164 DEATH ANNIVERSARY OF MOTHER MARIA RAFOLS

Maria Rafols is a star more in that constellation of strong women, urged by love to God and to his favourite ones, the poorest and neediest of the society, who appears and shines in that Spanish XIX Century, so convulsed and agitated by conflicts and hate.

Pioner in Spain of the feminine apostolic religious life, is foundress, together with Fr. John Bonal, of the Sisters of Charity of Saint Anne.

Catalan by birth, from Vilafranca del Penedes (Barcelona), her adventure starts the 28th of December of 1804 in Zaragoza, where she aarives together with a group of twelve Sisters and twelve Brothers. Fr. John Bonal has gathered them in Barcelona to serve the sick of Our Lady of Grace Hospital, answering to the call of the Board that rules it.

They travelled by carts, from Barcelona, leaving behind their natal land and their families forever. In the evening of that 28th of December they arrive to Zaragoza. A first visit to the Pilllar, to place on the hands of Our Lady that new and risky mission. And from there, to the Hospital, that great world of pain where, under the motto Domus Infirmorum Urbis et Orbis, House of the Sick of the City and of the World, are sheltered sick, mental patients, abandoned children and every kind of poverties.

It is a complex and difficult world. Maria Rafols, Superior of the Sisterhood being 23 years old, has to face a task that seems beyond her strength: sus 23 años, tiene que enfrentarse a una tarea que parece muy superior a sus fuerzas: to put the wards in order, to clean, respect and, above all, dedication and love to those human beings, the poorest and neediest of her time.

And she did very well. The chronicles say that "with much pridence and discretion". The Brothers could not overcome the obstacle race and they dissapear after three years. The Sisters remain and increase in number. M. Rafols knows how to avoid the pitfalls with prudence, tireless charity and a heroic character that starts being visible.

She is a determined, courageous, risky woman. She went, together with some Sisters, to do an examination of phlebotomy, before the Board of the Hospital, to be able to practice the operation of the bleeding, so frequent in the medicine of her time, looking always for the best service to the sick. This, in her time and in a woman, was something almost inconceivable.

In the Sieges of Zaragoza, during the Independence War, her charity reaches highest levels, especially when the Hospital is bombarding and burning down by the French. In the midst of bullets and ruins, she exposes her life to save the sick; she begs for alms and deprives herself from her own food. And when everything is lacking in the city, she takes the risk to go to the french camp, to kneel before the General Lannes and to get from him, attention for the sick and the wounded. She attends the prisoners and even, she intercedes for them, achieving in sames cases their freedom.

From 1813, Mother Rafols appears as in charge of the Foundling Home, with the orphans or homeless children, the poorest among the poor. She will be there almost for the rest of her life, pouring out love, surrender and tenderness. It is the longest cgapter of her life, the most hidden, but no doubt the most beautiful. She will be the attentive mother of those children for whom she lost her life till her old age. Her presence becomes irreplaceable to achieve the good order and the peace in that department, one of the most difficult and delicate of the Hospital. She also follows the steps of the children who are raised outside, being the Hospital in charge of them, or given for adoption, defending them and even taking them back when she realizes that they are not cared or treated in a good way.

M. Rafols is also reached by the splatters of the first Carlist War, with a cost of two months of prison and six year of exile in the Hospital of Huesca, with the Sisterhood founded in 1807, similar to the one in Zaragoza, in spite that the sence of the judgement declared her as innocent. She followed the path of so many exiled people by the slightest hint or the most slanderous denunciation.
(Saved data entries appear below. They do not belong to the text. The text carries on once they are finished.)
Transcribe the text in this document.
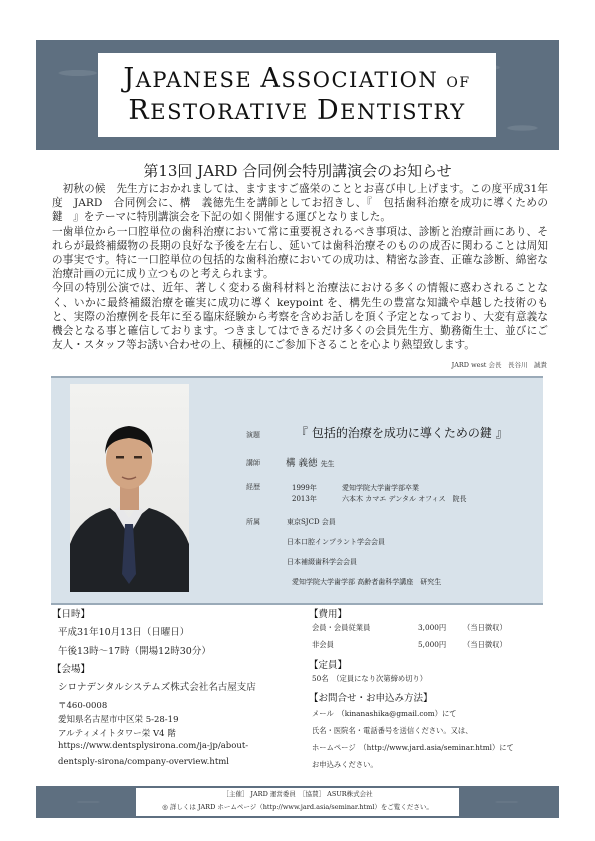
JAPANESE ASSOCIATION OF
RESTORATIVE DENTISTRY
第13回 JARD 合同例会特別講演会のお知らせ

初秋の候　先生方におかれましては、ますますご盛栄のこととお喜び申し上げます。この度平成31年度　JARD　合同例会に、構　義徳先生を講師としてお招きし、『　包括歯科治療を成功に導くための鍵　』をテーマに特別講演会を下記の如く開催する運びとなりました。

一歯単位から一口腔単位の歯科治療において常に重要視されるべき事項は、診断と治療計画にあり、それらが最終補綴物の長期の良好な予後を左右し、延いては歯科治療そのものの成否に関わることは周知の事実です。特に一口腔単位の包括的な歯科治療においての成功は、精密な診査、正確な診断、綿密な治療計画の元に成り立つものと考えられます。

今回の特別公演では、近年、著しく変わる歯科材料と治療法における多くの情報に惑わされることなく、いかに最終補綴治療を確実に成功に導く keypoint を、構先生の豊富な知識や卓越した技術のもと、実際の治療例を長年に至る臨床経験から考察を含めお話しを頂く予定となっており、大変有意義な機会となる事と確信しております。つきましてはできるだけ多くの会員先生方、勤務衛生士、並びにご友人・スタッフ等お誘い合わせの上、積極的にご参加下さることを心より熱望致します。

JARD west 会長　長谷川　誠貴
演題	『 包括的治療を成功に導くための鍵 』
講師	構 義徳 先生
経歴	1999年	愛知学院大学歯学部卒業
2013年	六本木 カマエ デンタル オフィス　院長
所属	東京SJCD 会員
日本口腔インプラント学会会員
日本補綴歯科学会会員
愛知学院大学歯学部 高齢者歯科学講座　研究生
【日時】
平成31年10月13日（日曜日）
午後13時～17時（開場12時30分）
【会場】
シロナデンタルシステムズ株式会社名古屋支店
〒460-0008
愛知県名古屋市中区栄 5-28-19
アルティメイトタワー栄 V4 階
https://www.dentsplysirona.com/ja-jp/about-
dentsply-sirona/company-overview.html
【費用】
会員・会員従業員	3,000円 （当日徴収）
非会員	5,000円 （当日徴収）
【定員】
50名　（定員になり次第締め切り）
【お問合せ・お申込み方法】
メール　（kinanashika@gmail.com）にて
氏名・医院名・電話番号を送信ください。又は、
ホームページ　（http://www.jard.asia/seminar.html）にて
お申込みください。
［主催］ JARD 運営委員　［協賛］ ASUR株式会社
◎ 詳しくは JARD ホームページ（http://www.jard.asia/seminar.html）をご覧ください。
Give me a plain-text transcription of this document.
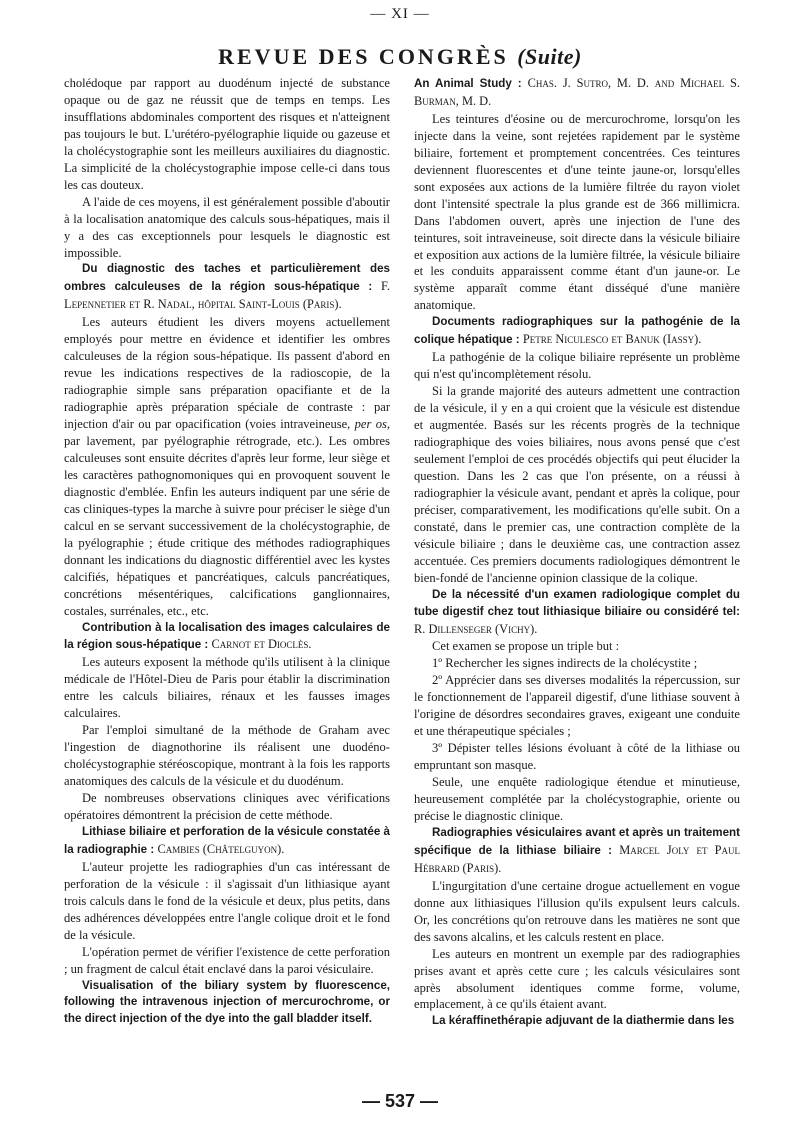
— XI —
REVUE DES CONGRÈS (Suite)

cholédoque par rapport au duodénum injecté de substance opaque ou de gaz ne réussit que de temps en temps. Les insufflations abdominales comportent des risques et n'atteignent pas toujours le but. L'urétéro-pyélographie liquide ou gazeuse et la cholécystographie sont les meilleurs auxiliaires du diagnostic. La simplicité de la cholécystographie impose celle-ci dans tous les cas douteux.

A l'aide de ces moyens, il est généralement possible d'aboutir à la localisation anatomique des calculs sous-hépatiques, mais il y a des cas exceptionnels pour lesquels le diagnostic est impossible.

Du diagnostic des taches et particulièrement des ombres calculeuses de la région sous-hépatique : F. Lepennetier et R. Nadal, hôpital Saint-Louis (Paris).

Les auteurs étudient les divers moyens actuellement employés pour mettre en évidence et identifier les ombres calculeuses de la région sous-hépatique. Ils passent d'abord en revue les indications respectives de la radioscopie, de la radiographie simple sans préparation opacifiante et de la radiographie après préparation spéciale de contraste : par injection d'air ou par opacification (voies intraveineuse, per os, par lavement, par pyélographie rétrograde, etc.). Les ombres calculeuses sont ensuite décrites d'après leur forme, leur siège et les caractères pathognomoniques qui en provoquent souvent le diagnostic d'emblée. Enfin les auteurs indiquent par une série de cas cliniques-types la marche à suivre pour préciser le siège d'un calcul en se servant successivement de la cholécystographie, de la pyélographie ; étude critique des méthodes radiographiques donnant les indications du diagnostic différentiel avec les kystes calcifiés, hépatiques et pancréatiques, calculs pancréatiques, concrétions mésentériques, calcifications ganglionnaires, costales, surrénales, etc., etc.

Contribution à la localisation des images calculaires de la région sous-hépatique : Carnot et Dioclès.

Les auteurs exposent la méthode qu'ils utilisent à la clinique médicale de l'Hôtel-Dieu de Paris pour établir la discrimination entre les calculs biliaires, rénaux et les fausses images calculaires.

Par l'emploi simultané de la méthode de Graham avec l'ingestion de diagnothorine ils réalisent une duodéno-cholécystographie stéréoscopique, montrant à la fois les rapports anatomiques des calculs de la vésicule et du duodénum.

De nombreuses observations cliniques avec vérifications opératoires démontrent la précision de cette méthode.

Lithiase biliaire et perforation de la vésicule constatée à la radiographie : Cambies (Châtelguyon).

L'auteur projette les radiographies d'un cas intéressant de perforation de la vésicule : il s'agissait d'un lithiasique ayant trois calculs dans le fond de la vésicule et deux, plus petits, dans des adhérences développées entre l'angle colique droit et le fond de la vésicule.

L'opération permet de vérifier l'existence de cette perforation ; un fragment de calcul était enclavé dans la paroi vésiculaire.

Visualisation of the biliary system by fluorescence, following the intravenous injection of mercurochrome, or the direct injection of the dye into the gall bladder itself.

An Animal Study : Chas. J. Sutro, M. D. and Michael S. Burman, M. D.

Les teintures d'éosine ou de mercurochrome, lorsqu'on les injecte dans la veine, sont rejetées rapidement par le système biliaire, fortement et promptement concentrées. Ces teintures deviennent fluorescentes et d'une teinte jaune-or, lorsqu'elles sont exposées aux actions de la lumière filtrée du rayon violet dont l'intensité spectrale la plus grande est de 366 millimicra. Dans l'abdomen ouvert, après une injection de l'une des teintures, soit intraveineuse, soit directe dans la vésicule biliaire et exposition aux actions de la lumière filtrée, la vésicule biliaire et les conduits apparaissent comme étant d'un jaune-or. Le système apparaît comme étant disséqué d'une manière anatomique.

Documents radiographiques sur la pathogénie de la colique hépatique : Petre Niculesco et Banuk (Iassy).

La pathogénie de la colique biliaire représente un problème qui n'est qu'incomplètement résolu.

Si la grande majorité des auteurs admettent une contraction de la vésicule, il y en a qui croient que la vésicule est distendue et augmentée. Basés sur les récents progrès de la technique radiographique des voies biliaires, nous avons pensé que c'est seulement l'emploi de ces procédés objectifs qui peut élucider la question. Dans les 2 cas que l'on présente, on a réussi à radiographier la vésicule avant, pendant et après la colique, pour préciser, comparativement, les modifications qu'elle subit. On a constaté, dans le premier cas, une contraction complète de la vésicule biliaire ; dans le deuxième cas, une contraction assez accentuée. Ces premiers documents radiologiques démontrent le bien-fondé de l'ancienne opinion classique de la colique.

De la nécessité d'un examen radiologique complet du tube digestif chez tout lithiasique biliaire ou considéré tel: R. Dillenseger (Vichy).

Cet examen se propose un triple but :

1º Rechercher les signes indirects de la cholécystite ;

2º Apprécier dans ses diverses modalités la répercussion, sur le fonctionnement de l'appareil digestif, d'une lithiase souvent à l'origine de désordres secondaires graves, exigeant une conduite et une thérapeutique spéciales ;

3º Dépister telles lésions évoluant à côté de la lithiase ou empruntant son masque.

Seule, une enquête radiologique étendue et minutieuse, heureusement complétée par la cholécystographie, oriente ou précise le diagnostic clinique.

Radiographies vésiculaires avant et après un traitement spécifique de la lithiase biliaire : Marcel Joly et Paul Hébrard (Paris).

L'ingurgitation d'une certaine drogue actuellement en vogue donne aux lithiasiques l'illusion qu'ils expulsent leurs calculs. Or, les concrétions qu'on retrouve dans les matières ne sont que des savons alcalins, et les calculs restent en place.

Les auteurs en montrent un exemple par des radiographies prises avant et après cette cure ; les calculs vésiculaires sont après absolument identiques comme forme, volume, emplacement, à ce qu'ils étaient avant.

La kéraffinethérapie adjuvant de la diathermie dans les

— 537 —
But prison, exile, humiliation, slander, suffered with peace and without any complaint make her fully enter the group of those who Jesus calls blessed: the persecuted because of justice, the peaceful, the merciful. When she goes back, she goes simply to the Foundling Home, with the children who do not know about wars or hate, but who sense love.

She dies the 30th of August of 1853, close to be 72 years old and 49 of Sister of Charity. Her death is a reflection of her life: serenity, peace, love and gratitude to the Sisters, total surrender to the Love for Whom she has lived and spent herself without reservations, letting to her daughters the great lesson of CHARITY WITHOUT FRONTIERS, in the day to day self-giving. A Charity that does not die, which never ends.